Gracias a ambos por los comentarios. Empiezo por manifestar mi acuerdo con Ormuz: nada tiene de interesante destruir a la hidra - léase buscar coherencia. Mucho mejor es saber que existe y dejarlas ser a todas ellas sin mayores angustias. Esa es la idea que quería plasmar en el post, de la mano del siempre venerado Cronopio mayor. Entiendo tu advertencia, apreciado Wolf, y la comparto a plenitud. No es mi intensión sumergirme en esas aguas tan profundas. Por el contrario, y quizá en esto he aprendido mucho de las charlas y whikies que hemos compartido de tanto en tanto, me parece más saludable dejarse llevar, entender lo que Cortázar llamada el "ingenuo realismo" y contentarse con saber que uno es una hidra, como Lucas, y que nuestra suerte es distinta a la de Heracles, que pudo con la suya.
El mundo se nos ha presentado así, fragmentado y sin sentido, por lo que no nos queda más remedio que asumirlo así. Quizá el arte es la mejor herramienta, el mejor escape, el mejor extrañamiento (cronopio dixit) para sacar la cabeza del agua de vez en cuando o para saberse mantener en el intersticio de esos mundo paralelos pero disímiles que son la vida que uno vive y la que está allá afuera.
Un saludo a ambos, con la promesa de seguir esta sabrosa tertulia en otros blogs más adeltante.
C.

Ceryle dijo...

Es un poco tarde, tengo sueño y no puedo seguir una discusión de semejantes profundidades "hídricas". Así que me limito a dejar un saludo, inclinado una de mis múltiples cabezas.

Cronopio dijo...

Estimada Ceryle,

¡Siempre un gusto tenerte de visita en el blog! Gracias por tu comentario.
Recibe un saludo hídrico y de cronopio.
C.

aka rcoll dijo...

Lindo post, Cronopiashion.

Siempre he pensado que esas cavilaciones del tal Lucas tienen mucho que ver con el peligro que desentraña verse en el espejo.
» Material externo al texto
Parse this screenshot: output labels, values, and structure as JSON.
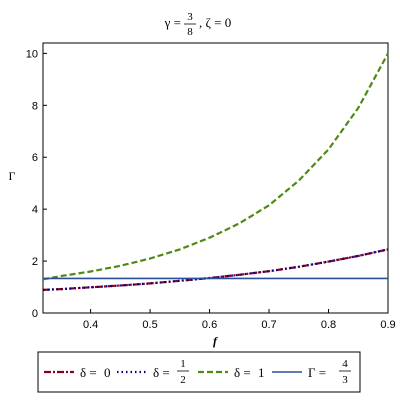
{
  "chart_data": {
    "type": "line",
    "title": {
      "lhs": "γ =",
      "num": "3",
      "den": "8",
      "rest": ", ζ = 0"
    },
    "xlabel": "f",
    "ylabel": "Γ",
    "xlim": [
      0.32,
      0.9
    ],
    "ylim": [
      0,
      10.4
    ],
    "xticks": [
      0.4,
      0.5,
      0.6,
      0.7,
      0.8,
      0.9
    ],
    "xtick_labels": [
      "0.4",
      "0.5",
      "0.6",
      "0.7",
      "0.8",
      "0.9"
    ],
    "yticks": [
      0,
      2,
      4,
      6,
      8,
      10
    ],
    "ytick_labels": [
      "0",
      "2",
      "4",
      "6",
      "8",
      "10"
    ],
    "grid": false,
    "legend_position": "bottom",
    "series": [
      {
        "legend_lhs": "δ = ",
        "legend_value": "0",
        "color": "#8b0021",
        "dash": "dashdot",
        "x": [
          0.32,
          0.35,
          0.4,
          0.45,
          0.5,
          0.55,
          0.6,
          0.65,
          0.7,
          0.75,
          0.8,
          0.85,
          0.9
        ],
        "y": [
          0.89,
          0.92,
          0.99,
          1.06,
          1.14,
          1.24,
          1.35,
          1.47,
          1.61,
          1.78,
          1.98,
          2.2,
          2.45
        ]
      },
      {
        "legend_lhs": "δ = ",
        "legend_num": "1",
        "legend_den": "2",
        "color": "#00008b",
        "dash": "dotted",
        "x": [
          0.32,
          0.35,
          0.4,
          0.45,
          0.5,
          0.55,
          0.6,
          0.65,
          0.7,
          0.75,
          0.8,
          0.85,
          0.9
        ],
        "y": [
          0.89,
          0.92,
          0.99,
          1.06,
          1.14,
          1.24,
          1.35,
          1.47,
          1.61,
          1.78,
          1.98,
          2.2,
          2.45
        ]
      },
      {
        "legend_lhs": "δ = ",
        "legend_value": "1",
        "color": "#4e8a12",
        "dash": "dashed",
        "x": [
          0.32,
          0.35,
          0.4,
          0.45,
          0.5,
          0.55,
          0.6,
          0.65,
          0.7,
          0.75,
          0.8,
          0.85,
          0.9
        ],
        "y": [
          1.3,
          1.42,
          1.6,
          1.82,
          2.1,
          2.45,
          2.9,
          3.45,
          4.15,
          5.1,
          6.3,
          7.9,
          10.0
        ]
      },
      {
        "legend_lhs": "Γ = ",
        "legend_num": "4",
        "legend_den": "3",
        "color": "#2c4e9a",
        "dash": "solid",
        "x": [
          0.32,
          0.9
        ],
        "y": [
          1.333,
          1.333
        ]
      }
    ]
  }
}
La hidra, después de todo, no es demasiado distinta a la rosa (rosa rosae) cuando vaga lánguidamente por el campo, en caso, desde luego, que existe algún campito con flores y que a la hidra le da gusto distraerse en esas rarezas.

Abrazo por allá.

Cronopio dijo...

Estimado Ro,


Gracias por el comentario. ¿Será por eso que Borges le temía tanto a los espejos? Buenísimo lo de la rosa. Un gran abrazo.